Tag: manchester

  • Evil Losers, Not Cowards, Those of Senseless Violence, or Those Seeking to Change Society

    In the aftermath of Manchester, if words can be called refreshing, surely "evil losers" fits the bill. As Trump says, you don't call them monsters; they will like that designation. These are not people who look at themselves in the mirror and gasp: "what have I become?"

    Nor do you call them 'cowards.' To give your life in support of a cause, any cause, is the very opposite of cowardly.

    Nor do you carry on about ‘senseless violence.’ If your goal is to kill people, it makes perfect sense.

    Nor do you carry on ineffectually about how "we will not change our way of life because that is what they terrorists want." I suspect they do not want that at all; what they want is for people to continually prance around openly like bowling pins, easy to knock down. Surely if you say such inane things about not changing your way of life, you should acknowledge that it is at the cost of funding 100 cops in riot gear, whereas one with a baton used to suffice.

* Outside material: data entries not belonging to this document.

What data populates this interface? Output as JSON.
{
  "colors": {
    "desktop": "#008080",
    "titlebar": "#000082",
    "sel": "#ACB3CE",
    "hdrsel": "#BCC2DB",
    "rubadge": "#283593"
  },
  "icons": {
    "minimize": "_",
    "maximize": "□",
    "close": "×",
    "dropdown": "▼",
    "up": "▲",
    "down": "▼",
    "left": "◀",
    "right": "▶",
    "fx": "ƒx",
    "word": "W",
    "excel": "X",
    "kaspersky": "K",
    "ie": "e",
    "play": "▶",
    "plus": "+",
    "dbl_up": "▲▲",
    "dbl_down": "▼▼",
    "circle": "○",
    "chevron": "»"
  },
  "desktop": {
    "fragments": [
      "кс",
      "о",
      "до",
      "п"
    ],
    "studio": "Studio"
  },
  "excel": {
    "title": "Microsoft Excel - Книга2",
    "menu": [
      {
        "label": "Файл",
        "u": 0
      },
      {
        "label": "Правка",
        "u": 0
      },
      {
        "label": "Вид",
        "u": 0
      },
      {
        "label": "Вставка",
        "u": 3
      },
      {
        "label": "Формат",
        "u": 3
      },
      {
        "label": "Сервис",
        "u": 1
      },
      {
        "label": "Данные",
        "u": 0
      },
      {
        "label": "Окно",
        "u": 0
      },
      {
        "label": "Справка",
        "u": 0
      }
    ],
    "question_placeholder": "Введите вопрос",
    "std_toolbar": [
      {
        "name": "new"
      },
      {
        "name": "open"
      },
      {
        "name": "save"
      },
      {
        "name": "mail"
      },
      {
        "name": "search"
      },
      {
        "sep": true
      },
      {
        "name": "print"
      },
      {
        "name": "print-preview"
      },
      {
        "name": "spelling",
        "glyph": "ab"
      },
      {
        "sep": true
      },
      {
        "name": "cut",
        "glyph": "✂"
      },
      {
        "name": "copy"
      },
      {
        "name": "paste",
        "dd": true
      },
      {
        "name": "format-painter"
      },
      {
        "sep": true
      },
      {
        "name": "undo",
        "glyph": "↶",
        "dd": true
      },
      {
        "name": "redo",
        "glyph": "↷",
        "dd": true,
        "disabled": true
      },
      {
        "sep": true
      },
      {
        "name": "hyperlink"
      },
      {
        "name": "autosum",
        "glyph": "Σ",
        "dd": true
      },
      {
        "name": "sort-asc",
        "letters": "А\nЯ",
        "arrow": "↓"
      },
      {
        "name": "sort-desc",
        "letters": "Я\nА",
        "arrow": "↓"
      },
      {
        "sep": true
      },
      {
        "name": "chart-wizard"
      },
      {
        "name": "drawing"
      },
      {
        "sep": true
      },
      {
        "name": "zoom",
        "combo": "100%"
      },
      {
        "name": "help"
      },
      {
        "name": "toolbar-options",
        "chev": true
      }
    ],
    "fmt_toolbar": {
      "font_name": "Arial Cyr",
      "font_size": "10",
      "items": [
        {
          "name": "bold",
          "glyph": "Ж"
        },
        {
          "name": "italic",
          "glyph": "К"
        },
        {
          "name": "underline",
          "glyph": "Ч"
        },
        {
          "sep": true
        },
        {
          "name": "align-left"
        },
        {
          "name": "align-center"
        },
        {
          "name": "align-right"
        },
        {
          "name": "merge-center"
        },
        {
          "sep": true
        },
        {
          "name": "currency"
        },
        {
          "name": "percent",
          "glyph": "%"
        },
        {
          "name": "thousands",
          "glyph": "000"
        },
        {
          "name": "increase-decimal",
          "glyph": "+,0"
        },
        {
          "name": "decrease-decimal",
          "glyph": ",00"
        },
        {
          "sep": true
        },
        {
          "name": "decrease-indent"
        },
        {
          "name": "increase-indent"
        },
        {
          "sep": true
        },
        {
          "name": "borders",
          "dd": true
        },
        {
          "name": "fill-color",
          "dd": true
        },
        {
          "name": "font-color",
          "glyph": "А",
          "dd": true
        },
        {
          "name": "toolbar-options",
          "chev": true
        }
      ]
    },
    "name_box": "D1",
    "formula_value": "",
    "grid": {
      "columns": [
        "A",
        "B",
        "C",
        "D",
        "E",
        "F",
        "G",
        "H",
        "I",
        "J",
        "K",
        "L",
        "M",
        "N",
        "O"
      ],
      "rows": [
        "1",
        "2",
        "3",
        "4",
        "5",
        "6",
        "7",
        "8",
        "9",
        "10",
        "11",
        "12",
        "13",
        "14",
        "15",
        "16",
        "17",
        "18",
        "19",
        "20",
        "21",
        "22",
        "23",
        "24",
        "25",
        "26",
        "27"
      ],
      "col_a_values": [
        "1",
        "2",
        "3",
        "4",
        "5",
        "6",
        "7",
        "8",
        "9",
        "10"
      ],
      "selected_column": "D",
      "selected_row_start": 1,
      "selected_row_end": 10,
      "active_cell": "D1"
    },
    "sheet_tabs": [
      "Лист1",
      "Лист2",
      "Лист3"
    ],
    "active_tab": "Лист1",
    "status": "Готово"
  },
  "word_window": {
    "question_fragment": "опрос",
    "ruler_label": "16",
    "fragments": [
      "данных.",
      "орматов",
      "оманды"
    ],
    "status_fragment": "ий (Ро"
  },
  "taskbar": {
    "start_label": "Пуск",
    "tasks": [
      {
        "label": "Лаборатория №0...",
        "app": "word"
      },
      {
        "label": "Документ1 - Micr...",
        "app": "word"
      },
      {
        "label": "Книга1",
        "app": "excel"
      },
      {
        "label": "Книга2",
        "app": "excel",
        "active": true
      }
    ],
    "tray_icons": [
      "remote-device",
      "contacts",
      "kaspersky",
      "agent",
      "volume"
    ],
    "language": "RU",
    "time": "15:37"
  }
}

    In their quest to undermine the President, I half expect journalists to turn critical of his label, describing it as 'judgmental', 'knee-jerk,' or juvenile. There's only so much you can do with rhetoric. But I'll take it over what we've had to hear in the past any day.

    I like "evil losers" also because it doesn't pretend to have a handle on the problem, as some other responses have. Banal remarks about not succeeding in the fight to change a way of life implies that terrorists are merely a nuisance, like mosquitoes.

    Of course, what can never be addressed is how easy it is today to transform people into evil losers. And how, if you succeed in taking one out, there are ten in the wings waiting to take his place. Or, when mighty nations are bombing the snot out of weaker ones, how easy it is to turn on the citizens of that nation, thinking them not so innocent after all, since they vote into office the ones who order the bombing.